If you don't pay top dollar, almost anything else is "have I got a deal for you!" at a private dock behind a residence, or, any other commercial marina, which may be only 2-5 miles from the ocean, but that will be more than an hour away because of the maze of bridges and odd waterways and "no wake" zones.
So, there are plenty of boats and plenty of places to keep them. But if you go up the coast, north of the Palm Beaches, rates become more reasonable.
In any case, hurricane season formally runs until Nov.30th and restarts June 1st, and your insurer will expect a steep fee if your boat is in FL during that time.


----------



## elliowb (Jun 8, 2015)

Although I've done a reasonable amount of sailing prior to buying my first cruising boat, most of that experience was on non-production type boats. So I had very limited first-hand knowledge of various builders/designers as well as the quality trade-offs. My buyers broker was very helpful and did a lot of leg work to help me get up to speed quickly.

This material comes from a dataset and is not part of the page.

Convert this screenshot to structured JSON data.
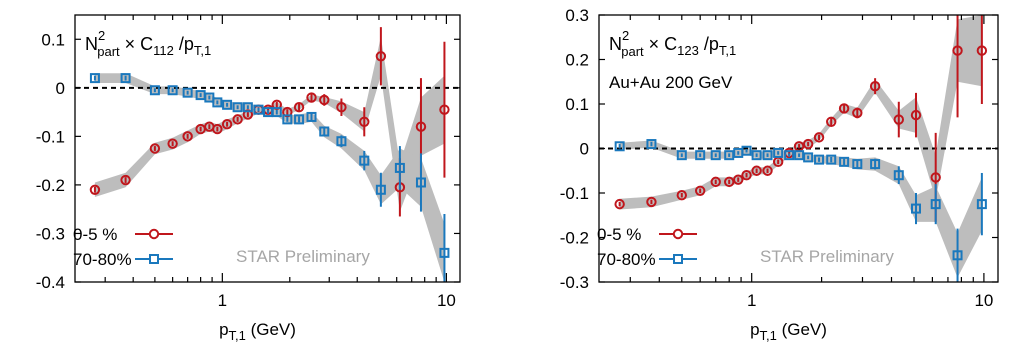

He set up all the appointments for me and was also a great deal of help on the process and in closing the deal. I don't know anyone in FL but if you're anywhere near Chicago, John Jirsa at Larsen Marine is the broker that I worked with. I'd recommend him highly. I live in Cleveland, and was looking around the Great Lakes so John knew many of the yards around the area. That was helpful, but he also helped me to narrow down the field of boats to something that was right for me.

I suspect that someone with more experience could easily go without a broker, but for me it was very useful.


----------